Self-reported leisure-time physical activity (metabolic equivalent task [MET]-h/d) was found to be an independent predictor of serum cardiovascular risk factors. In the cross-sectional ERMA population, self-reported leisure-time physical activity was positively associated with HDL-C and negatively associated with all other measured serum cardiovascular risk markers, except for total cholesterol. The results were similar in the longitudinal ERMA population, with leisure-time physical activity being positively associated with HDL-C and negatively associated with triglyceride, LDL-C, and fasting blood glucose levels. These associations were independent of chronologic aging.
The study had several limitations, including the lack of prospective, patient-centered outcomes, such as cardiovascular event incidence or mortality. In addition, the ERMA population was comprised entirely of white women.

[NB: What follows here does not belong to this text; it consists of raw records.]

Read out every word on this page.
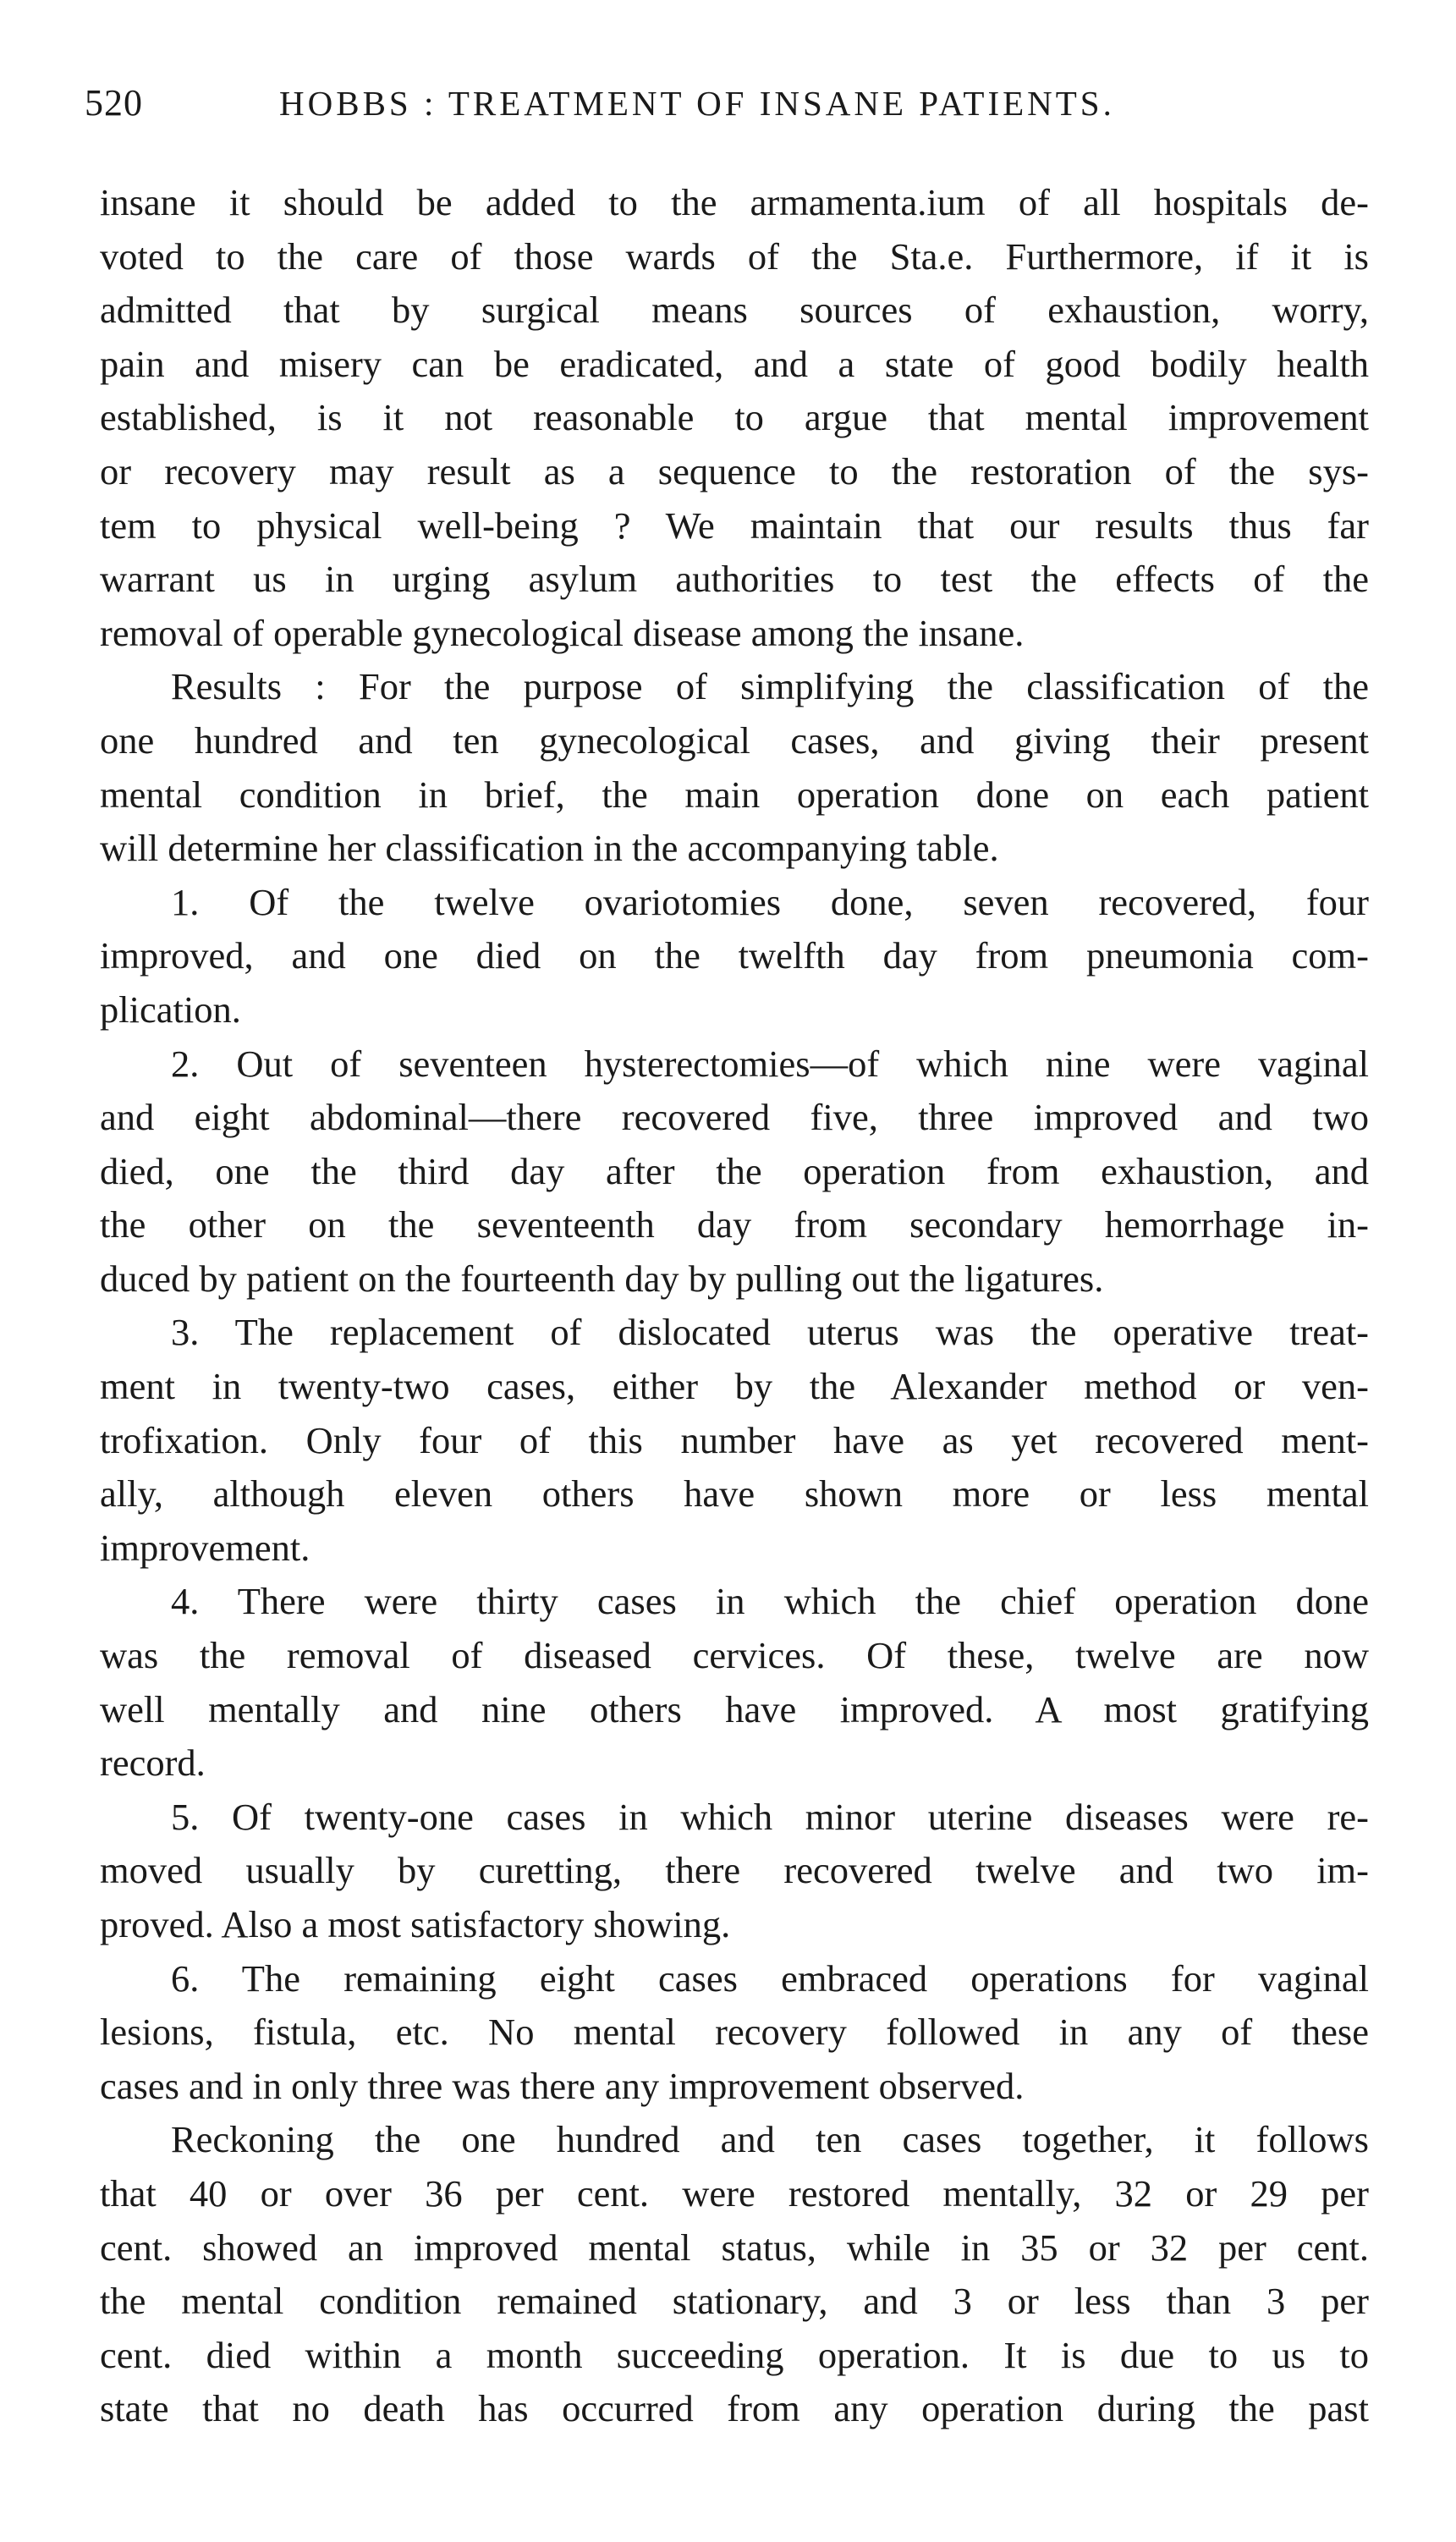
520	HOBBS : TREATMENT OF INSANE PATIENTS.
insane it should be added to the armamenta.ium of all hospitals de-
voted to the care of those wards of the Sta.e. Furthermore, if it is
admitted that by surgical means sources of exhaustion, worry,
pain and misery can be eradicated, and a state of good bodily health
established, is it not reasonable to argue that mental improvement
or recovery may result as a sequence to the restoration of the sys-
tem to physical well-being ? We maintain that our results thus far
warrant us in urging asylum authorities to test the effects of the
removal of operable gynecological disease among the insane.
Results : For the purpose of simplifying the classification of the
one hundred and ten gynecological cases, and giving their present
mental condition in brief, the main operation done on each patient
will determine her classification in the accompanying table.
1. Of the twelve ovariotomies done, seven recovered, four
improved, and one died on the twelfth day from pneumonia com-
plication.
2. Out of seventeen hysterectomies—of which nine were vaginal
and eight abdominal—there recovered five, three improved and two
died, one the third day after the operation from exhaustion, and
the other on the seventeenth day from secondary hemorrhage in-
duced by patient on the fourteenth day by pulling out the ligatures.
3. The replacement of dislocated uterus was the operative treat-
ment in twenty-two cases, either by the Alexander method or ven-
trofixation. Only four of this number have as yet recovered ment-
ally, although eleven others have shown more or less mental
improvement.
4. There were thirty cases in which the chief operation done
was the removal of diseased cervices. Of these, twelve are now
well mentally and nine others have improved. A most gratifying
record.
5. Of twenty-one cases in which minor uterine diseases were re-
moved usually by curetting, there recovered twelve and two im-
proved. Also a most satisfactory showing.
6. The remaining eight cases embraced operations for vaginal
lesions, fistula, etc. No mental recovery followed in any of these
cases and in only three was there any improvement observed.
Reckoning the one hundred and ten cases together, it follows
that 40 or over 36 per cent. were restored mentally, 32 or 29 per
cent. showed an improved mental status, while in 35 or 32 per cent.
the mental condition remained stationary, and 3 or less than 3 per
cent. died within a month succeeding operation. It is due to us to
state that no death has occurred from any operation during the past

“Based on our findings, [leisure-time physical activity] may attenuate menopause-associated atherogenic changes in the serum [cardiovascular] risk factors of healthy middle-aged women. However, [leisure-time physical activity] does not seem to entirely offset the lipid profile changes associated with the menopausal transition,” wrote the researchers.
Reference
Karvinen S, Jergenson MJ, Hyvärinen M, et al. Menopausal status and physical activity are independently associated with cardiovascular risk factors of healthy middle-aged women: cross-sectional and longitudinal evidence. Front Endocrinol. 2019;10:589.